It's almost as if Robert Borosage wrote his essay at Huffington Post today as a companion piece to Paul Krugman's New York Times op-ed on which I just commented. Re: Mr. Obama's feel-the-love meeting yesterday with top corporate CEOs, Borosage writes,
You can't fault the president for showing a little love to America's corporate leaders, but there is one small problem here: The entire premise of the meeting is wrong. The reality is that the corporations are doing extraordinarily well -- and America is in trouble. US corporations recorded the highest profits on record last quarter, while more than 20 million people were in need of full-time work, and poverty is at record heights. What is good for General Motors or General Electric or IBM is no longer necessarily good for America.
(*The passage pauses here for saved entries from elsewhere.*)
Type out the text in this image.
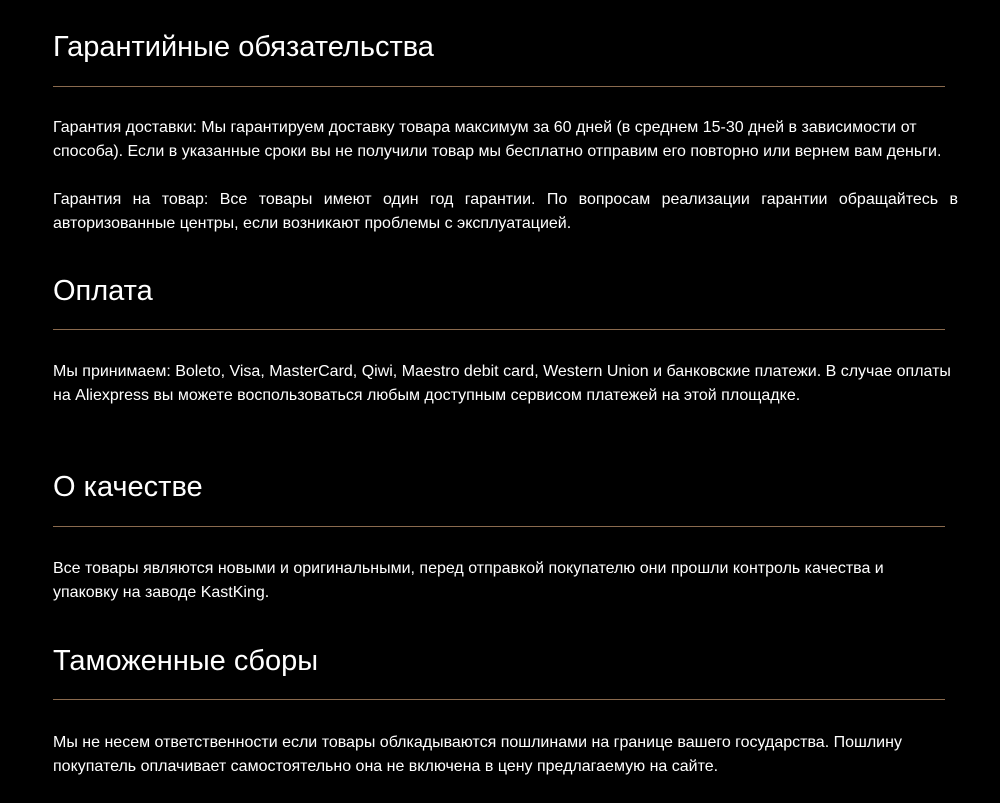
Гарантийные обязательства

Гарантия доставки: Мы гарантируем доставку товара максимум за 60 дней (в среднем 15-30 дней в зависимости от способа). Если в указанные сроки вы не получили товар мы бесплатно отправим его повторно или вернем вам деньги.

Гарантия на товар: Все товары имеют один год гарантии. По вопросам реализации гарантии обращайтесь в авторизованные центры, если возникают проблемы с эксплуатацией.

Оплата

Мы принимаем: Boleto, Visa, MasterCard, Qiwi, Maestro debit card, Western Union и банковские платежи. В случае оплаты на Aliexpress вы можете воспользоваться любым доступным сервисом платежей на этой площадке.

О качестве

Все товары являются новыми и оригинальными, перед отправкой покупателю они прошли контроль качества и упаковку на заводе KastKing.

Таможенные сборы

Мы не несем ответственности если товары облкадываются пошлинами на границе вашего государства. Пошлину покупатель оплачивает самостоятельно она не включена в цену предлагаемую на сайте.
And that's precisely my point, when I conclude my commentary on the lesson we ought to have learned in this financial crisis with the observation that our democracy is in serious straits now, due to the ability of big wealth to buy and control the operations of our government. Ethical analysis always requires that we ask from whose perspective policies are being evaluated, and to serve whose interest they're being put into place. Judaeo-Christian ethical analysis requires, as a bare minimum, that we begin such ethical analysis by asking--always--what policies do to those on the margins of society. To the most vulnerable.
It's impossible to sustain a viable democracy without asking such ethical questions. And without listening first and foremost to those on the margins.